At first it was all just about the wind. Windsurfing was still a relatively new sport back then and if you were hooked as bad as I was, you would have thought you’d died and gone to heaven. I quickly realized if you got here early enough you could get in a couple hours before most people were even up for breakfast. And if you had the weekend off and could manage to sleep on the side of the levee for a few hours, you could easily claim a couple more in the afternoon and evening. Occasionally we even sailed late at night whenever the moon was bright enough. Those were incredibly beautiful days for me and times I’ll never forget.

By the time I was twenty-one I had moved to the East Bay but was spending my summer weekends on the river and sleeping in a 2nd floor apartment in one of the old buildings in downtown Isleton – a building now slated for demolition.

That’s about the time I began to realize what was really happening to me. I was discovering people and places that were still relatively untouched by what I was experiencing during the week back in the East Bay. One late summer night, exhausted, sun-burned, and still wearing the shorts I’d sailed in earlier that morning, I climbed up to the roof with a few friends and a few beers to savor yet another summer Saturday Delta night. It was t-shirt weather, the crickets were deafening, and at almost exactly 11 pm, two littlebarefoot boys strolled over the levee and down the street all by themselves and their new RadioFlyer. It was obvious by the way they moved this wasn’t an unusual thing for two little Isleton boys to do and I promised myself right then and there that if I ever had kids, I would want them to learn such simple pleasures. I also remember wondering just how long such a sense of place could remain unspoiled. I worried if it would still exist by the time my kids arrived.

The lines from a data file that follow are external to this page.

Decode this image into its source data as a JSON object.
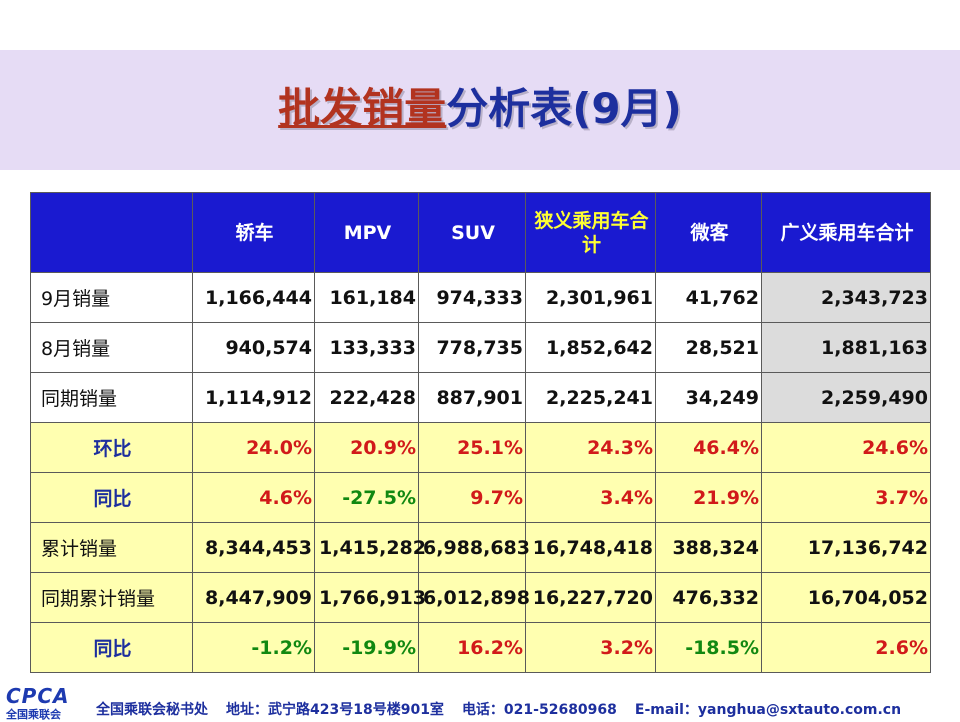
{
  "title": {
    "part1": "批发销量",
    "part2": "分析表(9月)"
  },
  "table": {
    "headers": [
      "",
      "轿车",
      "MPV",
      "SUV",
      "狭义乘用车合计",
      "微客",
      "广义乘用车合计"
    ],
    "rows": [
      {
        "label": "9月销量",
        "values": [
          "1,166,444",
          "161,184",
          "974,333",
          "2,301,961",
          "41,762",
          "2,343,723"
        ]
      },
      {
        "label": "8月销量",
        "values": [
          "940,574",
          "133,333",
          "778,735",
          "1,852,642",
          "28,521",
          "1,881,163"
        ]
      },
      {
        "label": "同期销量",
        "values": [
          "1,114,912",
          "222,428",
          "887,901",
          "2,225,241",
          "34,249",
          "2,259,490"
        ]
      },
      {
        "label": "环比",
        "values": [
          "24.0%",
          "20.9%",
          "25.1%",
          "24.3%",
          "46.4%",
          "24.6%"
        ]
      },
      {
        "label": "同比",
        "values": [
          "4.6%",
          "-27.5%",
          "9.7%",
          "3.4%",
          "21.9%",
          "3.7%"
        ]
      },
      {
        "label": "累计销量",
        "values": [
          "8,344,453",
          "1,415,282",
          "6,988,683",
          "16,748,418",
          "388,324",
          "17,136,742"
        ]
      },
      {
        "label": "同期累计销量",
        "values": [
          "8,447,909",
          "1,766,913",
          "6,012,898",
          "16,227,720",
          "476,332",
          "16,704,052"
        ]
      },
      {
        "label": "同比",
        "values": [
          "-1.2%",
          "-19.9%",
          "16.2%",
          "3.2%",
          "-18.5%",
          "2.6%"
        ]
      }
    ]
  },
  "footer": {
    "logo_text": "CPCA",
    "logo_sub": "全国乘联会",
    "org": "全国乘联会秘书处",
    "address": "地址：武宁路423号18号楼901室",
    "phone": "电话：021-52680968",
    "email": "E-mail：yanghua@sxtauto.com.cn"
  },
  "colors": {
    "header_bg": "#1a1ad0",
    "header_highlight": "#ffff33",
    "yellow_row": "#ffffb0",
    "total_col": "#dcdcdc",
    "title_red": "#b2331f",
    "title_blue": "#1d2f9e",
    "positive": "#d11a1a",
    "negative": "#118811"
  }
}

That was over twenty years ago and of course a lot has happened out here since then. Obviously it wasn’t just me that wanted to move here. But take a look around and drive through some of the new neighborhoods. Where are you? If you didn’t know better, could you distinguish what you saw from anything else you’d expect to see anywhere up and down the developed I-5/99 corridor? Who have we become and where are we headed? What is happening to this area we all fell in love with?

For everyone’s sake throughout the Delta, I hope we can always remember why we came here in the first place

Where to Eat:

Giusti’s - There’s nothing quite like taking a drive along Highway 160 or boating up the Sacramento toward’s Dead Horse Island for some fried chicken and some Cabernet Sauvignon on a lazy Delta afternoon or evening.

Foster’s Bighorn – Two doors down down from the office lies the best watering hole and fried asparagus in the Delta. Where else can you dine under a pair of 15-foot elephant tusks among the preserved remains of over 30o animals? Be sure to tell Howard and MaryEllen that “Mark sent me.”

Al the Wop’s – Need we say more? Steak and pasta served family style just seems to taste better served in the back room.